Mendrala answered the question with, “What I think is concerning is when the federal government comes in and co-ops local law enforcement to use them for federal enforcement purposes, irrespective of the needs of the community. When they are co-opting local law enforcement for federal immigration purposes, they’re taking them away from the duties that they would otherwise be doing to serve their community, and I think that that’s an overreach.”
Baselice said, “At this point in time, a city wants to basically make a political statement saying, ‘we’re not going to cooperate with you.’ I think that’s just a step too far, and it’s a symptom that they’re just as big a part of the problem as anybody that they disagree with.”
Another student asked about criminal immigrants within the U.S, and whether the U.S is exposing its citizens to harm by having an open border policy.

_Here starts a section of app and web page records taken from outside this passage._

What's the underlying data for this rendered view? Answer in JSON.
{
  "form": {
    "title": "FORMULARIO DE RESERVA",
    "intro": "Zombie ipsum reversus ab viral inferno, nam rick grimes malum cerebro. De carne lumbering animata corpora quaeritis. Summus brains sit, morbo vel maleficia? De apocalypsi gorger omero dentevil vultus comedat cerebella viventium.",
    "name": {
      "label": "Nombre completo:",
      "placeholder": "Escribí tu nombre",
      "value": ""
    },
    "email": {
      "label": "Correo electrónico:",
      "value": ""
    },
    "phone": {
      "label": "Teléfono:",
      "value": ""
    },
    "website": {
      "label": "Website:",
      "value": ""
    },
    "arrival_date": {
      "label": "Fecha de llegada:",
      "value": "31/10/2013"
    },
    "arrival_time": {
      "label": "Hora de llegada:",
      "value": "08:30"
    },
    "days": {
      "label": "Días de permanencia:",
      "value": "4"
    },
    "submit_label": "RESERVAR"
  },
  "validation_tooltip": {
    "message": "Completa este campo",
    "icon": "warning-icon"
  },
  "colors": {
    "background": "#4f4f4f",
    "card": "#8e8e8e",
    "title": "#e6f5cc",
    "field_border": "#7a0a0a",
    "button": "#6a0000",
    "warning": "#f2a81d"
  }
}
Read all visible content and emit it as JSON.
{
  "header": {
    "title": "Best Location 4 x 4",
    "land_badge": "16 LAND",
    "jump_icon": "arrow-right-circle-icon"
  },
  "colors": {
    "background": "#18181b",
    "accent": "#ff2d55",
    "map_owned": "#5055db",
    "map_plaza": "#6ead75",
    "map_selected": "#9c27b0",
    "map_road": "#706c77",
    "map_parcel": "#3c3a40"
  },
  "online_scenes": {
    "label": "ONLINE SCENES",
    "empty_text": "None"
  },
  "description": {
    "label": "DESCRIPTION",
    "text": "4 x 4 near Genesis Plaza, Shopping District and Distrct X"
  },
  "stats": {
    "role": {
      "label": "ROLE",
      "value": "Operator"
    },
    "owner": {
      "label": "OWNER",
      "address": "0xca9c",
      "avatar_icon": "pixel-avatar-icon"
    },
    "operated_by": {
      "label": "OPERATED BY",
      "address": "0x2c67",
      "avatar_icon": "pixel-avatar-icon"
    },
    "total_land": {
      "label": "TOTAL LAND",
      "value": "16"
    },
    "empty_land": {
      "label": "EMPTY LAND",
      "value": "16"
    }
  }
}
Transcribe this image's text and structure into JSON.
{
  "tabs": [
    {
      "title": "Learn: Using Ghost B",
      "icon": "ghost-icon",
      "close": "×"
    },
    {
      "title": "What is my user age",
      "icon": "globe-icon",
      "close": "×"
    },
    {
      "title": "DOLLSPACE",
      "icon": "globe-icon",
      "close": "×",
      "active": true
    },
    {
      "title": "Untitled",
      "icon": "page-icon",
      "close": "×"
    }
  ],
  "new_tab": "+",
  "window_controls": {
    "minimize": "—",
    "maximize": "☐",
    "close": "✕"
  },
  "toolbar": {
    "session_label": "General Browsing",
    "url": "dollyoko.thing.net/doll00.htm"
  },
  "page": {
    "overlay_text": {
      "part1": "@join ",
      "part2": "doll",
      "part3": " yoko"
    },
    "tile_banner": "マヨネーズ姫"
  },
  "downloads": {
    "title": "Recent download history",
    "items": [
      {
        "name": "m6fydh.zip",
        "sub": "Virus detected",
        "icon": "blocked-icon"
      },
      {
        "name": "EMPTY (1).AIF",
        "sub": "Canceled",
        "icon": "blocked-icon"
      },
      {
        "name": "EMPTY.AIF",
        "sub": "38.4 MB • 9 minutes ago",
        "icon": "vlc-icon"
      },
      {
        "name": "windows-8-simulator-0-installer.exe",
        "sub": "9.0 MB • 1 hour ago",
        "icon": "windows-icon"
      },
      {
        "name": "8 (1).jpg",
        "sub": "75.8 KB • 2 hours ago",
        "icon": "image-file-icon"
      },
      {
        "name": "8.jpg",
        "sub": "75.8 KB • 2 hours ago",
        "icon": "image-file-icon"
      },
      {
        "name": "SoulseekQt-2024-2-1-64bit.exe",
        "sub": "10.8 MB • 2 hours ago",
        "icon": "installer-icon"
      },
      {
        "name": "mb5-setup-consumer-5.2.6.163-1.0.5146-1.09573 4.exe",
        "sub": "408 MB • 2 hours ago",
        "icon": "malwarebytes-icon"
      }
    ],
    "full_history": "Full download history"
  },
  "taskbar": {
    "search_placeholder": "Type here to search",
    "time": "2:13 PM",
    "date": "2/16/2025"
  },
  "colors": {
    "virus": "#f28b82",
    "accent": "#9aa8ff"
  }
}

While Bacelice responded by merely saying, “Preach brother,” Mendrala responded with, “I quibble with the notion of an open border policy. As I said, when individuals arrived at the southern border during the Biden administration, they were apprehended by CDP, taken to facilities, and processed there…When an individual is found to be either a national security concern or public safety risk, we have databases across the federal government that can alert our immigration systems.”
With questions answered, the speakers moved to their final words. Each of them gave a message to President Trump about the future of immigration policy in the U.S.
Mendrala said, “We need a system that meets American needs. We need a system that promotes order, but part of that system is bringing in newcomers to this country, immigrants, through lawful pathways that adhere to our values. And we don’t need a system that promotes fear…And most importantly, we need a system that is updated in statute, and so I would encourage him to be building connections and ties with Congress in a bipartisan fashion, to update our laws that are so severely outdated.”
Baselice said, “I would urge [President Trump] to do what we did tonight and get out, talk to people who don’t agree on this particular issue.”
Discussions about immigration with Common Ground will continue on Sept. 22. with Paul Hagstrom, Associate Chair and Leonard C. Ferguson Professor of Economics, will discuss and evaluate both sides of the debate while answering any lingering questions.